Freeing science from political obligation is good for science. When we impose ideological constraints on what questions can be asked, no matter how well-intentioned, we cripple our capacity to understand the world. A scientific community that cannot honestly investigate the biological dimensions of human variation, because it has convinced itself that progressive politics requires certain answers, has surrendered its core purpose. We are supposed to be in the business of seeking understanding, and that requires us to be unrestrained by biases, however good the intentions behind them.

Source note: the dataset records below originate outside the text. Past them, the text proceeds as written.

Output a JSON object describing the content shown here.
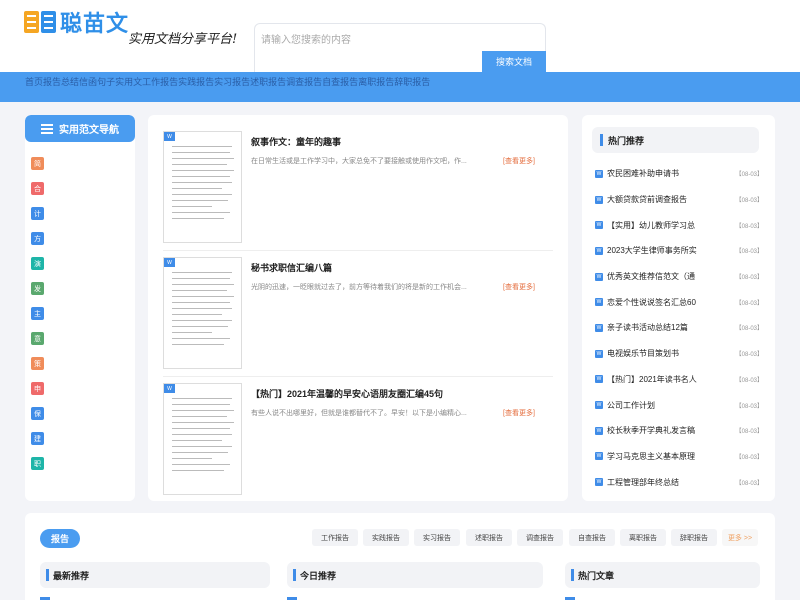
{
  "header": {
    "logo_text": "聪苗文",
    "slogan": "实用文档分享平台!",
    "search_placeholder": "请输入您搜索的内容",
    "search_button": "搜索文档"
  },
  "nav": {
    "links": [
      "首页",
      "报告",
      "总结",
      "信函",
      "句子",
      "实用文",
      "工作报告",
      "实践报告",
      "实习报告",
      "述职报告",
      "调查报告",
      "自查报告",
      "离职报告",
      "辞职报告"
    ]
  },
  "sidebar": {
    "title": "实用范文导航",
    "items": [
      {
        "label": "简",
        "color": "#f08c5a"
      },
      {
        "label": "合",
        "color": "#ef6a6a"
      },
      {
        "label": "计",
        "color": "#3f8ce8"
      },
      {
        "label": "方",
        "color": "#3f8ce8"
      },
      {
        "label": "演",
        "color": "#1eb5a8"
      },
      {
        "label": "发",
        "color": "#5aa86e"
      },
      {
        "label": "主",
        "color": "#3f8ce8"
      },
      {
        "label": "意",
        "color": "#5aa86e"
      },
      {
        "label": "策",
        "color": "#f08c5a"
      },
      {
        "label": "申",
        "color": "#ef6a6a"
      },
      {
        "label": "保",
        "color": "#3f8ce8"
      },
      {
        "label": "建",
        "color": "#3f8ce8"
      },
      {
        "label": "职",
        "color": "#1eb5a8"
      }
    ]
  },
  "docs": [
    {
      "title": "叙事作文：童年的趣事",
      "desc": "在日常生活或是工作学习中，大家总免不了要接触或使用作文吧，作...",
      "more": "[查看更多]"
    },
    {
      "title": "秘书求职信汇编八篇",
      "desc": "光阴的迅速，一眨眼就过去了，前方等待着我们的将是新的工作机会...",
      "more": "[查看更多]"
    },
    {
      "title": "【热门】2021年温馨的早安心语朋友圈汇编45句",
      "desc": "有些人说不出哪里好，但就是谁都替代不了。早安！以下是小编精心...",
      "more": "[查看更多]"
    }
  ],
  "hot": {
    "title": "热门推荐",
    "items": [
      {
        "title": "农民困难补助申请书",
        "date": "【08-03】"
      },
      {
        "title": "大额贷款贷前调查报告",
        "date": "【08-03】"
      },
      {
        "title": "【实用】幼儿教师学习总",
        "date": "【08-03】"
      },
      {
        "title": "2023大学生律师事务所实",
        "date": "【08-03】"
      },
      {
        "title": "优秀英文推荐信范文（通",
        "date": "【08-03】"
      },
      {
        "title": "恋爱个性说说签名汇总60",
        "date": "【08-03】"
      },
      {
        "title": "亲子读书活动总结12篇",
        "date": "【08-03】"
      },
      {
        "title": "电视娱乐节目策划书",
        "date": "【08-03】"
      },
      {
        "title": "【热门】2021年读书名人",
        "date": "【08-03】"
      },
      {
        "title": "公司工作计划",
        "date": "【08-03】"
      },
      {
        "title": "校长秋季开学典礼发言稿",
        "date": "【08-03】"
      },
      {
        "title": "学习马克思主义基本原理",
        "date": "【08-03】"
      },
      {
        "title": "工程管理部年终总结",
        "date": "【08-03】"
      }
    ]
  },
  "bottom": {
    "section_label": "报告",
    "tags": [
      "工作报告",
      "实践报告",
      "实习报告",
      "述职报告",
      "调查报告",
      "自查报告",
      "离职报告",
      "辞职报告"
    ],
    "more": "更多 >>",
    "panels": [
      "最新推荐",
      "今日推荐",
      "热门文章"
    ]
  },
  "colors": {
    "accent": "#4a9cf0",
    "more_link": "#e46c3c"
  }
}
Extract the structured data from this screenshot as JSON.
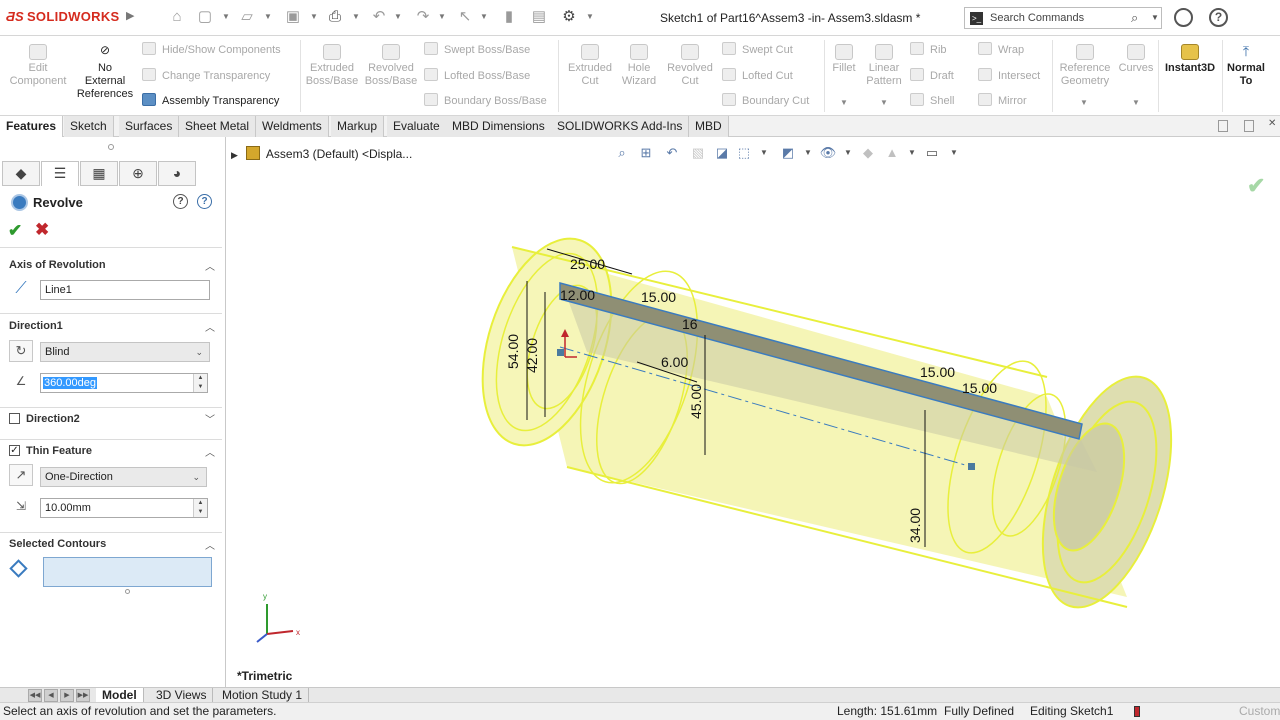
{
  "app": {
    "brand": "SOLIDWORKS",
    "doc_title": "Sketch1 of Part16^Assem3 -in- Assem3.sldasm *"
  },
  "search": {
    "placeholder": "Search Commands"
  },
  "commands": {
    "edit_component": "Edit\nComponent",
    "no_external": "No\nExternal\nReferences",
    "hide_show": "Hide/Show Components",
    "change_transparency": "Change Transparency",
    "assembly_transparency": "Assembly Transparency",
    "extruded_boss": "Extruded\nBoss/Base",
    "revolved_boss": "Revolved\nBoss/Base",
    "swept_boss": "Swept Boss/Base",
    "lofted_boss": "Lofted Boss/Base",
    "boundary_boss": "Boundary Boss/Base",
    "extruded_cut": "Extruded\nCut",
    "hole_wizard": "Hole\nWizard",
    "revolved_cut": "Revolved\nCut",
    "swept_cut": "Swept Cut",
    "lofted_cut": "Lofted Cut",
    "boundary_cut": "Boundary Cut",
    "fillet": "Fillet",
    "linear_pattern": "Linear\nPattern",
    "rib": "Rib",
    "draft": "Draft",
    "shell": "Shell",
    "wrap": "Wrap",
    "intersect": "Intersect",
    "mirror": "Mirror",
    "reference_geometry": "Reference\nGeometry",
    "curves": "Curves",
    "instant3d": "Instant3D",
    "normal_to": "Normal\nTo"
  },
  "tabs": [
    "Features",
    "Sketch",
    "Surfaces",
    "Sheet Metal",
    "Weldments",
    "Markup",
    "Evaluate",
    "MBD Dimensions",
    "SOLIDWORKS Add-Ins",
    "MBD"
  ],
  "active_tab": "Features",
  "property_manager": {
    "title": "Revolve",
    "axis_header": "Axis of Revolution",
    "axis_value": "Line1",
    "direction1_header": "Direction1",
    "direction1_type": "Blind",
    "angle": "360.00deg",
    "direction2_label": "Direction2",
    "thin_label": "Thin Feature",
    "thin_type": "One-Direction",
    "thickness": "10.00mm",
    "contours_header": "Selected Contours"
  },
  "viewport": {
    "breadcrumb": "Assem3 (Default) <Displa...",
    "view_name": "*Trimetric",
    "dims": [
      "25.00",
      "12.00",
      "15.00",
      "16",
      "54.00",
      "42.00",
      "6.00",
      "45.00",
      "15.00",
      "15.00",
      "34.00"
    ],
    "triad": {
      "x": "x",
      "y": "y"
    }
  },
  "bottom_tabs": [
    "Model",
    "3D Views",
    "Motion Study 1"
  ],
  "status": {
    "message": "Select an axis of revolution and set the parameters.",
    "length": "Length: 151.61mm",
    "defined": "Fully Defined",
    "editing": "Editing Sketch1",
    "units": "Custom"
  },
  "colors": {
    "brand_red": "#d52b1e",
    "model_fill": "#f3f3a0",
    "model_edge": "#e6ef3a",
    "selection_blue": "#3a7bbf"
  }
}
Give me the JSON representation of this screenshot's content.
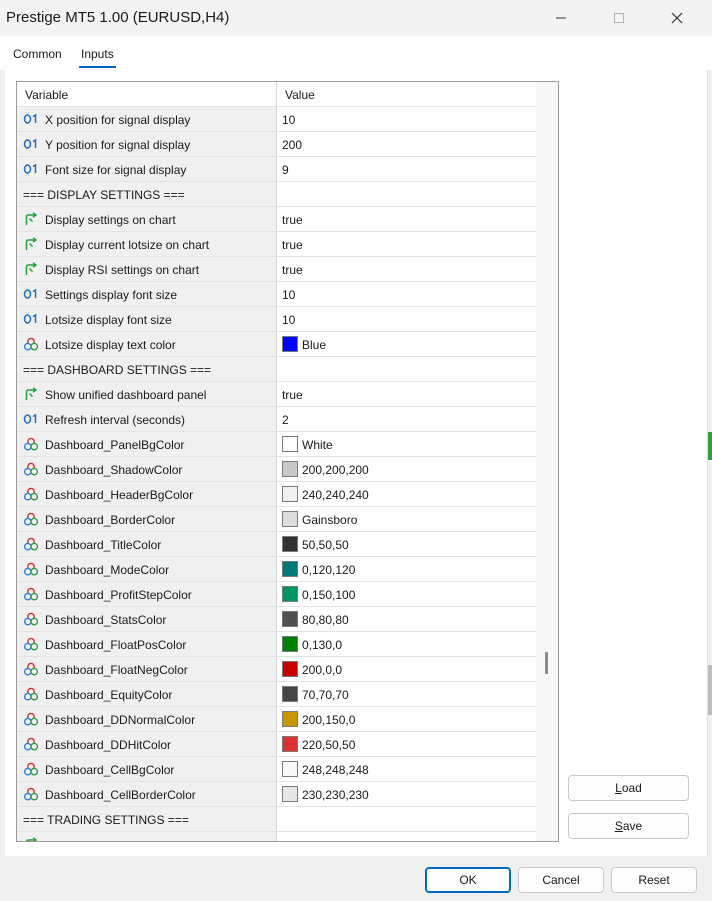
{
  "window": {
    "title": "Prestige MT5 1.00 (EURUSD,H4)",
    "controls": [
      "minimize",
      "maximize",
      "close"
    ]
  },
  "tabs": [
    {
      "label": "Common",
      "active": false
    },
    {
      "label": "Inputs",
      "active": true
    }
  ],
  "grid": {
    "columns": [
      "Variable",
      "Value"
    ],
    "rows": [
      {
        "type": "int",
        "icon": "int-icon",
        "variable": "X position for signal display",
        "value": "10"
      },
      {
        "type": "int",
        "icon": "int-icon",
        "variable": "Y position for signal display",
        "value": "200"
      },
      {
        "type": "int",
        "icon": "int-icon",
        "variable": "Font size for signal display",
        "value": "9"
      },
      {
        "type": "section",
        "variable": "=== DISPLAY SETTINGS ===",
        "value": ""
      },
      {
        "type": "bool",
        "icon": "bool-icon",
        "variable": "Display settings on chart",
        "value": "true"
      },
      {
        "type": "bool",
        "icon": "bool-icon",
        "variable": "Display current lotsize on chart",
        "value": "true"
      },
      {
        "type": "bool",
        "icon": "bool-icon",
        "variable": "Display RSI settings on chart",
        "value": "true"
      },
      {
        "type": "int",
        "icon": "int-icon",
        "variable": "Settings display font size",
        "value": "10"
      },
      {
        "type": "int",
        "icon": "int-icon",
        "variable": "Lotsize display font size",
        "value": "10"
      },
      {
        "type": "color",
        "icon": "color-icon",
        "variable": "Lotsize display text color",
        "value": "Blue",
        "swatch": "#0000ff"
      },
      {
        "type": "section",
        "variable": "=== DASHBOARD SETTINGS ===",
        "value": ""
      },
      {
        "type": "bool",
        "icon": "bool-icon",
        "variable": "Show unified dashboard panel",
        "value": "true"
      },
      {
        "type": "int",
        "icon": "int-icon",
        "variable": "Refresh interval (seconds)",
        "value": "2"
      },
      {
        "type": "color",
        "icon": "color-icon",
        "variable": "Dashboard_PanelBgColor",
        "value": "White",
        "swatch": "#ffffff"
      },
      {
        "type": "color",
        "icon": "color-icon",
        "variable": "Dashboard_ShadowColor",
        "value": "200,200,200",
        "swatch": "#c8c8c8"
      },
      {
        "type": "color",
        "icon": "color-icon",
        "variable": "Dashboard_HeaderBgColor",
        "value": "240,240,240",
        "swatch": "#f0f0f0"
      },
      {
        "type": "color",
        "icon": "color-icon",
        "variable": "Dashboard_BorderColor",
        "value": "Gainsboro",
        "swatch": "#dcdcdc"
      },
      {
        "type": "color",
        "icon": "color-icon",
        "variable": "Dashboard_TitleColor",
        "value": "50,50,50",
        "swatch": "#323232"
      },
      {
        "type": "color",
        "icon": "color-icon",
        "variable": "Dashboard_ModeColor",
        "value": "0,120,120",
        "swatch": "#007878"
      },
      {
        "type": "color",
        "icon": "color-icon",
        "variable": "Dashboard_ProfitStepColor",
        "value": "0,150,100",
        "swatch": "#009664"
      },
      {
        "type": "color",
        "icon": "color-icon",
        "variable": "Dashboard_StatsColor",
        "value": "80,80,80",
        "swatch": "#505050"
      },
      {
        "type": "color",
        "icon": "color-icon",
        "variable": "Dashboard_FloatPosColor",
        "value": "0,130,0",
        "swatch": "#008200"
      },
      {
        "type": "color",
        "icon": "color-icon",
        "variable": "Dashboard_FloatNegColor",
        "value": "200,0,0",
        "swatch": "#c80000"
      },
      {
        "type": "color",
        "icon": "color-icon",
        "variable": "Dashboard_EquityColor",
        "value": "70,70,70",
        "swatch": "#464646"
      },
      {
        "type": "color",
        "icon": "color-icon",
        "variable": "Dashboard_DDNormalColor",
        "value": "200,150,0",
        "swatch": "#c89600"
      },
      {
        "type": "color",
        "icon": "color-icon",
        "variable": "Dashboard_DDHitColor",
        "value": "220,50,50",
        "swatch": "#dc3232"
      },
      {
        "type": "color",
        "icon": "color-icon",
        "variable": "Dashboard_CellBgColor",
        "value": "248,248,248",
        "swatch": "#f8f8f8"
      },
      {
        "type": "color",
        "icon": "color-icon",
        "variable": "Dashboard_CellBorderColor",
        "value": "230,230,230",
        "swatch": "#e6e6e6"
      },
      {
        "type": "section",
        "variable": "=== TRADING SETTINGS ===",
        "value": ""
      },
      {
        "type": "partial",
        "icon": "bool-icon",
        "variable": "",
        "value": ""
      }
    ]
  },
  "buttons": {
    "load": {
      "label": "Load",
      "mnemonic": "L",
      "rest": "oad"
    },
    "save": {
      "label": "Save",
      "mnemonic": "S",
      "rest": "ave"
    },
    "ok": "OK",
    "cancel": "Cancel",
    "reset": "Reset"
  },
  "colors": {
    "accent": "#0067c0",
    "int_icon": "#1f6fc0",
    "bool_icon": "#22a03a"
  }
}
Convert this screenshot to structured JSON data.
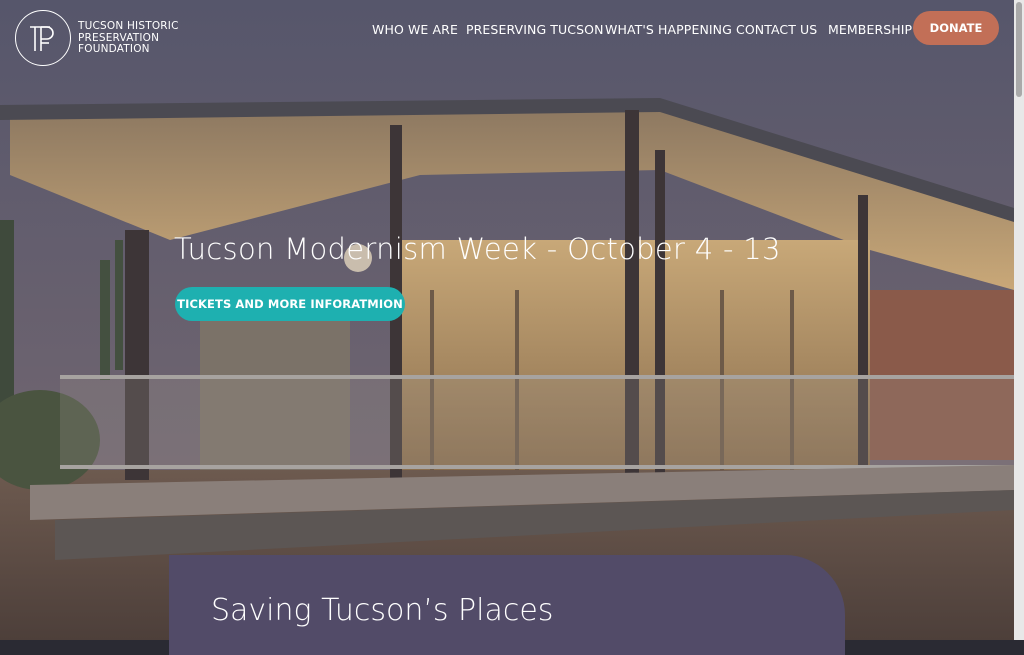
{
  "brand": {
    "line1": "TUCSON HISTORIC",
    "line2": "PRESERVATION",
    "line3": "FOUNDATION",
    "logo_icon": "thpf-monogram-icon"
  },
  "nav": {
    "items": [
      {
        "label": "WHO WE ARE"
      },
      {
        "label": "PRESERVING TUCSON"
      },
      {
        "label": "WHAT'S HAPPENING"
      },
      {
        "label": "CONTACT US"
      },
      {
        "label": "MEMBERSHIP"
      }
    ],
    "donate_label": "DONATE"
  },
  "hero": {
    "headline": "Tucson Modernism Week - October 4 - 13",
    "cta_label": "TICKETS AND MORE INFORATMION"
  },
  "section": {
    "title": "Saving Tucson’s Places"
  },
  "colors": {
    "donate": "#c26f57",
    "cta": "#1eb0b0",
    "card": "#524b68"
  }
}
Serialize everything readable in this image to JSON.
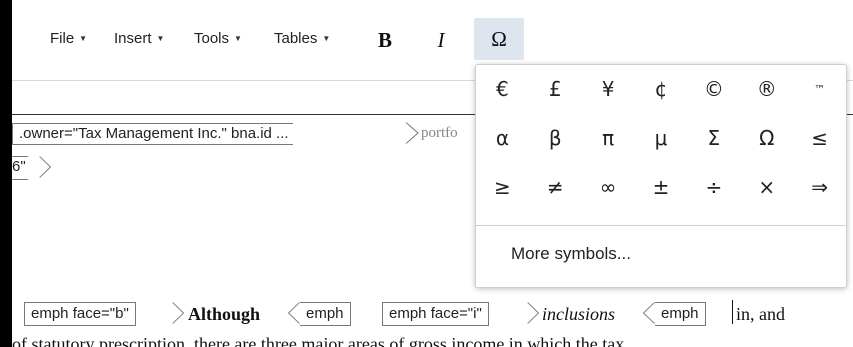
{
  "menu": {
    "file": "File",
    "insert": "Insert",
    "tools": "Tools",
    "tables": "Tables",
    "caret": "▼"
  },
  "format": {
    "bold": "B",
    "italic": "I",
    "special_char": "Ω"
  },
  "breadcrumb": {
    "tag_text": ".owner=\"Tax Management Inc.\" bna.id ...",
    "next_text": "portfo",
    "second_fragment": "6\""
  },
  "content": {
    "tag1": "emph face=\"b\"",
    "bold_word": "Although",
    "tag2": "emph",
    "tag3": "emph face=\"i\"",
    "italic_word": "inclusions",
    "tag4": "emph",
    "after_cursor": "in, and",
    "next_line": "of statutory prescription, there are three major areas of gross income in which the tax"
  },
  "symbol_popup": {
    "symbols": [
      "€",
      "£",
      "¥",
      "¢",
      "©",
      "®",
      "™",
      "α",
      "β",
      "π",
      "μ",
      "Σ",
      "Ω",
      "≤",
      "≥",
      "≠",
      "∞",
      "±",
      "÷",
      "×",
      "⇒"
    ],
    "more_label": "More symbols..."
  },
  "colors": {
    "active_button_bg": "#dde6ef",
    "page_bg": "#ffffff"
  }
}
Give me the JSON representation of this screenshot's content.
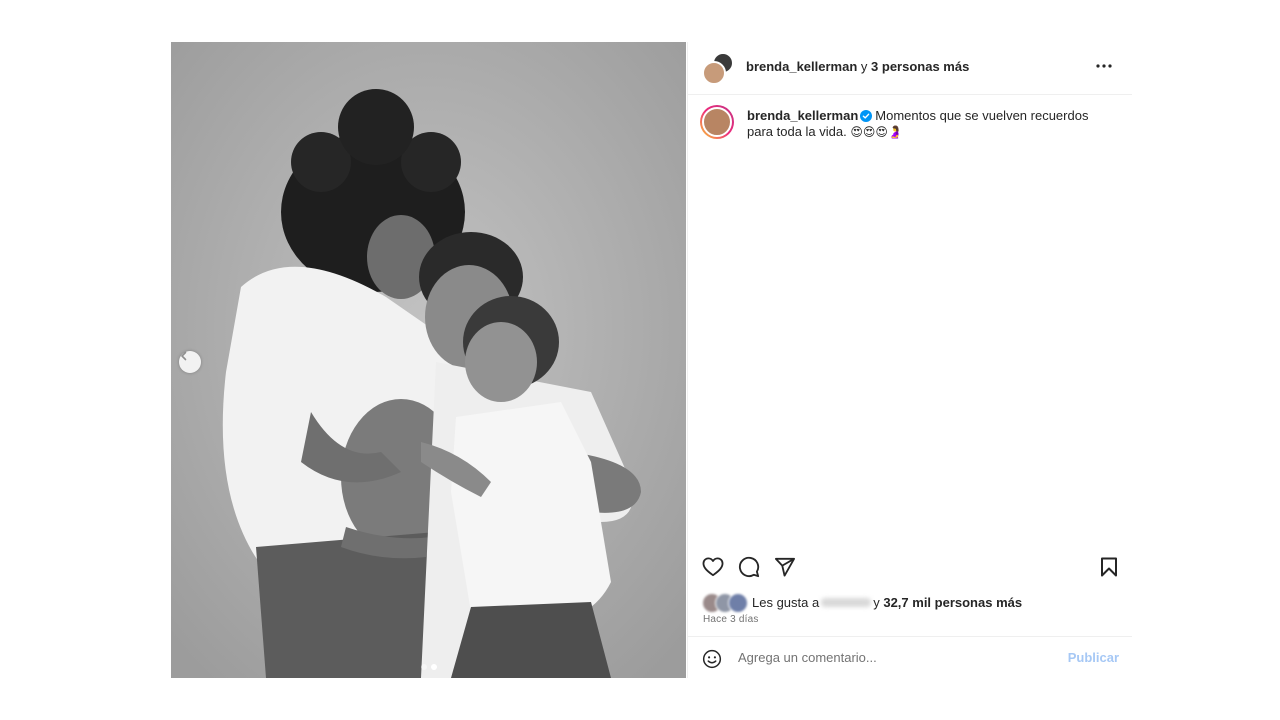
{
  "header": {
    "username": "brenda_kellerman",
    "collab_prefix": "y",
    "collab_count": "3 personas más",
    "menu_icon": "more-horizontal-icon"
  },
  "caption": {
    "username": "brenda_kellerman",
    "verified_icon": "verified-badge-icon",
    "text": "Momentos que se vuelven recuerdos para toda la vida.",
    "emojis": "😍😍😍🤰"
  },
  "actions": {
    "like_icon": "heart-icon",
    "comment_icon": "comment-icon",
    "share_icon": "send-icon",
    "save_icon": "bookmark-icon"
  },
  "likes": {
    "prefix": "Les gusta a",
    "connector": "y",
    "count": "32,7 mil personas más"
  },
  "timestamp": "Hace 3 días",
  "comment": {
    "placeholder": "Agrega un comentario...",
    "publish_label": "Publicar"
  },
  "carousel": {
    "total": 2,
    "current": 2
  },
  "colors": {
    "accent_blue": "#0095f6",
    "publish_disabled": "#a6c8f5",
    "muted_text": "#737373"
  }
}
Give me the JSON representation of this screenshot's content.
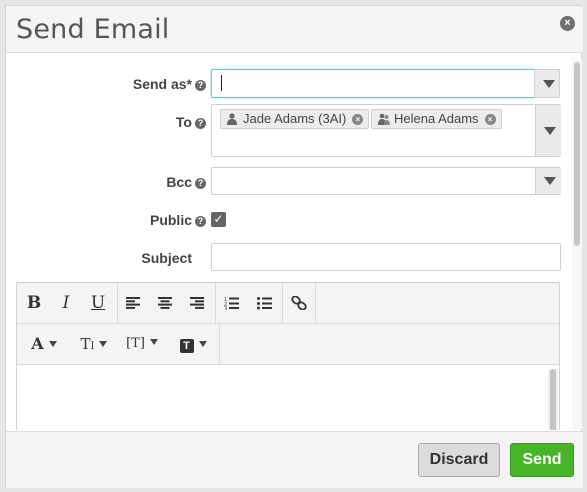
{
  "dialog": {
    "title": "Send Email",
    "close_icon": "close-icon"
  },
  "form": {
    "send_as": {
      "label": "Send as*",
      "value": ""
    },
    "to": {
      "label": "To",
      "recipients": [
        {
          "name": "Jade Adams (3AI)",
          "icon": "person-icon"
        },
        {
          "name": "Helena Adams",
          "icon": "group-icon"
        }
      ]
    },
    "bcc": {
      "label": "Bcc",
      "value": ""
    },
    "public": {
      "label": "Public",
      "checked": true
    },
    "subject": {
      "label": "Subject",
      "value": ""
    },
    "help_glyph": "?",
    "check_glyph": "✓",
    "remove_glyph": "×"
  },
  "toolbar": {
    "bold": "B",
    "italic": "I",
    "underline": "U",
    "font": "A",
    "text_size": "T",
    "insert_field": "[T]",
    "template": "T"
  },
  "footer": {
    "discard_label": "Discard",
    "send_label": "Send"
  },
  "colors": {
    "accent": "#48b42a",
    "focus": "#66c7d6"
  }
}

And freeing science from political obligation is also good for our politics. This is the part that I think my colleagues on the left too often miss. If we want to build a more meritocratic society (and I believe we do), we need to understand how human development actually works. How do ability, environment, and chance interact? What interventions actually make a difference? What structures genuinely foster opportunity? Science that is free to investigate these questions honestly can help us answer them. Science that is constrained to produce only politically convenient findings cannot. To fool ourselves with unjustified beliefs, however comforting, is to deny ourselves the very knowledge we need to achieve the goals we care about.

Our political goals should be shaped by what we want society to be, and they should be flexible enough to take into account what nature actually is. We do not need a politics that requires nature's permission. We need a politics built not on the premise that all people are created equal in ability, but on the principle that all people should be treated equally, given the same opportunity to develop whatever potential they have. Even if innate differences exist, we cannot predict them, and (this is the critical point) they do not matter for how we should organize society. We should build a world where, if innate abilities exist, they can fully blossom. We should invest in the institutional structures that help any individual be productive. We should fight corruption and nepotism. And we should be responsive to the needs of the public, so that each individual gets what they need to fully develop their potential.

This is a political vision that doesn't shatter when the next study comes out. And it lets science do what science is supposed to do: help us understand how the world actually is, so that we can build the world we actually want.